2012 Proxy Season Review

James Morphy, a partner at Sullivan & Cromwell LLP, has written a fairly thorough report of the 2012 proxy season, available as a pdf. I mention it here primarily to bookmark it.

He includes a good review of the movement to split CEO and chair positions. I expect more such proposals in the future as many wake up to the fact that a “lead director” falls short.

Highest vote percentages were reported for adopting a new right to hold a special meeting (averaging 52%), act by written consent (45%), declassify board (81%), adopt majority voting (57%), eliminate supermajority requirement (69%).

Directors were punished the most for failure to act on a successful shareowner proposal and poor attendance (both received only 62% vote).

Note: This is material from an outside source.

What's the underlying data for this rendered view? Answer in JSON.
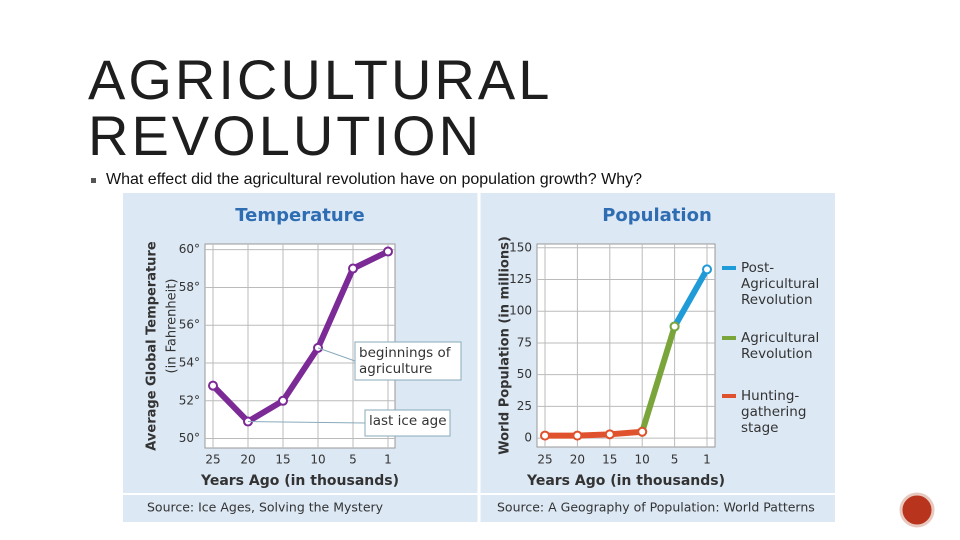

Overboarding was next (68%).

The memo also covered the following:

  • Quantify and discuss various categories of shareholder proposals voted on this season, and highlight important trends, legal developments and practice points for companies in navigating the shareholder proposal process, including notable exclusion determinations by the SEC staff and trends in management proposals to give shareholders that right to call special meetings and act by written consent;
  • Analyze the key reasons that directors of large companies received “withhold” or “against” recommendations in 2011 and 2012, and the situations in which these recommendations were most likely to translate into a significant reduction in shareholder support;
  • Summarize the discrepancies in director independence definitions used by various shareholders and proxy advisory firms, and the potential negative implication of an adverse independence determination under these definitions;
  • Highlight the increased use by shareholder proponents of new avenues for publicizing their arguments and counterarguments regarding their proposals;
  • Discuss developments in the SEC staff’s treatment of exclusion requests under Rule 14a-8; and
  • Address annual meeting disruptions by protest groups in 2012 and steps that companies can take to deal with the increased likelihood of disruptions at annual shareholder meetings.

A prior memo of June 19, 2012, dealt with “Proxy Access Proposals – Review of 2012 Results and Outlook for 2013.” The July 9 update corrected an earlier error that I pointed out concerning submissions by Norges Bank in my own post, 2012 Proxy Access Efforts.